A good UX strategy is backed up by solid UX research. That research is critical to developing the right business model that delivers value to the customer and to the business. We’ve been conducting UX research and building resulting strategies or informing them for clients for over a decade. We’ve noted something that is missing in UX strategy and thus the resulting strategy. The inclusion of cultural considerations.
So what then, does the role of culture play in a UX strategy? It can be the key to unlocking the telling of a good story behind the product and going beyond just personas and demographic profiling. Understanding the cultural context in which a digital (or even physical) product will exist adds a new dimension.
Lets first define what we mean by culture in the context of a UX strategy and applying it to the research. Anthropologists define culture in its most basic sense as the knowledge we use to navigate our lives.

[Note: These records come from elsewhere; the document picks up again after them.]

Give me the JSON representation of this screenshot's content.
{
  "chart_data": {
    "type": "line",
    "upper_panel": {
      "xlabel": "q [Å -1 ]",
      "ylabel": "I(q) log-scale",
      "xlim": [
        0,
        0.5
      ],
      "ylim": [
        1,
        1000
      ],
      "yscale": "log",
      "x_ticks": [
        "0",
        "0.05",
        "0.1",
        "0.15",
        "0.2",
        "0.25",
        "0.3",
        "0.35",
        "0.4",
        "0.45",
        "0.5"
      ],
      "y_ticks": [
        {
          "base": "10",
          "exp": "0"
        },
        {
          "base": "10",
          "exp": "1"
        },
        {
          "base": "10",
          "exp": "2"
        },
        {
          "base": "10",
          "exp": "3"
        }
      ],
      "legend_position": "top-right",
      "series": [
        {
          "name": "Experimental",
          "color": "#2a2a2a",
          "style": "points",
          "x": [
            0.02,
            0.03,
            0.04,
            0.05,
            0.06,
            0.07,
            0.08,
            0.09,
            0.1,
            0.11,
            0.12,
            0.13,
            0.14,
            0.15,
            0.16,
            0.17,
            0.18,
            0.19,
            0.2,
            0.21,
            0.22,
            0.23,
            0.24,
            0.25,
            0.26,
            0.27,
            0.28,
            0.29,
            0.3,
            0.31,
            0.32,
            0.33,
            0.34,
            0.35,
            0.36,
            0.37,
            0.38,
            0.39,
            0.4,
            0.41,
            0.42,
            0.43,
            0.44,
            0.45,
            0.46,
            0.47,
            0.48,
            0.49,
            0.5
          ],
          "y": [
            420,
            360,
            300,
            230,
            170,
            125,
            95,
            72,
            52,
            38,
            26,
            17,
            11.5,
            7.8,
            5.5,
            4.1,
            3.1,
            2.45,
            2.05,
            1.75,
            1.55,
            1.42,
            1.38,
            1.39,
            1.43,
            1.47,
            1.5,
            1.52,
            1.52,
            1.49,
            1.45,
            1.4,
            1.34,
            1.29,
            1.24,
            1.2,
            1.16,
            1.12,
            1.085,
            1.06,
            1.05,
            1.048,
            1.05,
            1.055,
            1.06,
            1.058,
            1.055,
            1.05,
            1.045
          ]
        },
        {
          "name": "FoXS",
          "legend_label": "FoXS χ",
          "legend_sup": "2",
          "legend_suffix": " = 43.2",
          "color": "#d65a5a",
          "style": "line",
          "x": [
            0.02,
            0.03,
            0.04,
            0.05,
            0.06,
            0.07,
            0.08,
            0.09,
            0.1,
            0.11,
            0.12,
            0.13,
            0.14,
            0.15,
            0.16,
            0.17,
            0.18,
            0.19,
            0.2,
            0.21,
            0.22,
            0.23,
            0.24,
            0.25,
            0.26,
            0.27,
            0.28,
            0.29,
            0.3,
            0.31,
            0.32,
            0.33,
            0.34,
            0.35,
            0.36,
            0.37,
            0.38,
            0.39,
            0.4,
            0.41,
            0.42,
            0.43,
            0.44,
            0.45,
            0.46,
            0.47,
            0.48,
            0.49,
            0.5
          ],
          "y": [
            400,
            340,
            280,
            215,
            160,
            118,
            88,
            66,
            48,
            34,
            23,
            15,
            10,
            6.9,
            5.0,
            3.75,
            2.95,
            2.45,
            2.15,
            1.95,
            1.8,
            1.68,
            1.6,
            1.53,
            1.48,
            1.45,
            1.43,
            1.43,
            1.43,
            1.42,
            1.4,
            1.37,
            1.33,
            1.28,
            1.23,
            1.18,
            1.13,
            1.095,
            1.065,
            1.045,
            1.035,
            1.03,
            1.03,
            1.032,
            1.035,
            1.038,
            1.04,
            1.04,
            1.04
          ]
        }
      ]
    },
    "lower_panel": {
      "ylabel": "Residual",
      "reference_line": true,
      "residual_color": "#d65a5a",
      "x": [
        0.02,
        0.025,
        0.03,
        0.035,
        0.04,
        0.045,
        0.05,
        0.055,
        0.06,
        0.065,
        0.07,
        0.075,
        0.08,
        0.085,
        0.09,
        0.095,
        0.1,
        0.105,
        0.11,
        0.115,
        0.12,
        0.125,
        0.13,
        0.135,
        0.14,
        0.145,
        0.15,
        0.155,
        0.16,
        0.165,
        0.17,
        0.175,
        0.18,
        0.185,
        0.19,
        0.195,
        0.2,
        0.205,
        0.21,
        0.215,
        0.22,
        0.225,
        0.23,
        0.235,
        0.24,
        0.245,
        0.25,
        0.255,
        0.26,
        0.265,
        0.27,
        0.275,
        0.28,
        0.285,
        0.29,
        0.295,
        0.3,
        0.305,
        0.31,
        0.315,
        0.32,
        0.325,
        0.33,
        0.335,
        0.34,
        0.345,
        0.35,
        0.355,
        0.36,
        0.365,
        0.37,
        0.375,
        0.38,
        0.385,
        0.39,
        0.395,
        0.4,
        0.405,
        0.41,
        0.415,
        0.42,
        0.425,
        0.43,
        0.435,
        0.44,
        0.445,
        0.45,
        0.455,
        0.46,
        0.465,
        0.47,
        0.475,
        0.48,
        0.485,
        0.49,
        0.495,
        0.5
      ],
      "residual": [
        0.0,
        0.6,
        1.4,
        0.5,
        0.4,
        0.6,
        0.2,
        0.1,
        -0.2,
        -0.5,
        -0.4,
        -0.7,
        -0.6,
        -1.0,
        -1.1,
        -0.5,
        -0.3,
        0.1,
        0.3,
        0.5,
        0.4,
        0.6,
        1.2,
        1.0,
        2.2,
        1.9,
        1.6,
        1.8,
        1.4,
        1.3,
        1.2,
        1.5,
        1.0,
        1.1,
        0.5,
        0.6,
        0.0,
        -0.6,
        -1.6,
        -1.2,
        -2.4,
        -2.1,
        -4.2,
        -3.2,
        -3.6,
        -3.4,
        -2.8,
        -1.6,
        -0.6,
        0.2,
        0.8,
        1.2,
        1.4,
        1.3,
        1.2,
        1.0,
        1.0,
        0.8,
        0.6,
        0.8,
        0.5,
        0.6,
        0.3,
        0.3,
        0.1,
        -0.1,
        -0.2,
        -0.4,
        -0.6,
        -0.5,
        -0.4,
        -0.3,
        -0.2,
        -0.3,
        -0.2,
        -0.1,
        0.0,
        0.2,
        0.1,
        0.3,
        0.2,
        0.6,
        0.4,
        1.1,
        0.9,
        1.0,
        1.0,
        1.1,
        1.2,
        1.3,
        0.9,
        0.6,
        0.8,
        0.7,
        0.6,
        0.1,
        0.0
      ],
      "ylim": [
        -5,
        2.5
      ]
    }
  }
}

This can be as specific as say, a tribe or community in a small town to as big as a nation or even a company or non-profit organisation.
In UX research, the focus is mostly on the user, we prefer to say human, in a singular sense. This is right and important. Later, once a user profile is built and perhaps some product testing done, demographics are considered. But these mostly some data points ( personal income, HHI, city, state/province, average ages) with some psychographic aspects thrown in such as values, desires, goals. This provides the context within which the user profile resides.
When we add cultural aspects into the research, we start to get a deeper human insight. The cultural elements we look at in a UX strategy and the research is to understand the sociocultural system in which the user operates, the kinship and reciprocity models within the culture surrounding the user.
For example, if your product is going to be designed for enterprise applications, you’ll want to consider typical cultural traits within enterprises. Each company has its own culture, but there are commonalities that can be applied. Is the company hierarchical or relatively flat in structure? How is the IT department seen in the organisation; loved, hated, neutral, annoying? Is the organisation deeply siloed or highly collaborative? Corporate culture can be researched using netnographic techniques. By gaining cultural context, the product marketing team can develop better creative and brand positioning, especially as it relates to the website.
For a consumer product, understanding the cultural context in which your product will sit will help create better storytelling and provide insights for inbound marketing campaigns for the product. In this sense you would look at societal values and implicit rules and codes. An individual may like the product, but they may not tell others about it if there are social taboos around what the product does. These may also limit usage and impact the time/place considerations. You can also gain insights into product brand positioning and messaging that will resonate with different cultural groups that might otherwise be missed giving you more growth opportunities.
We’ve yet to see a UX research app that includes cultural elements, which is unfortunate. But we’ve yet to see a UX research app that applies much of any cultural anthropology. Which is also odd. You can add in cultural elements if you’re using a template spreadsheet easily enough. We’ve been doing this for years. It’s always an eye opener and discussion starter for product development teams.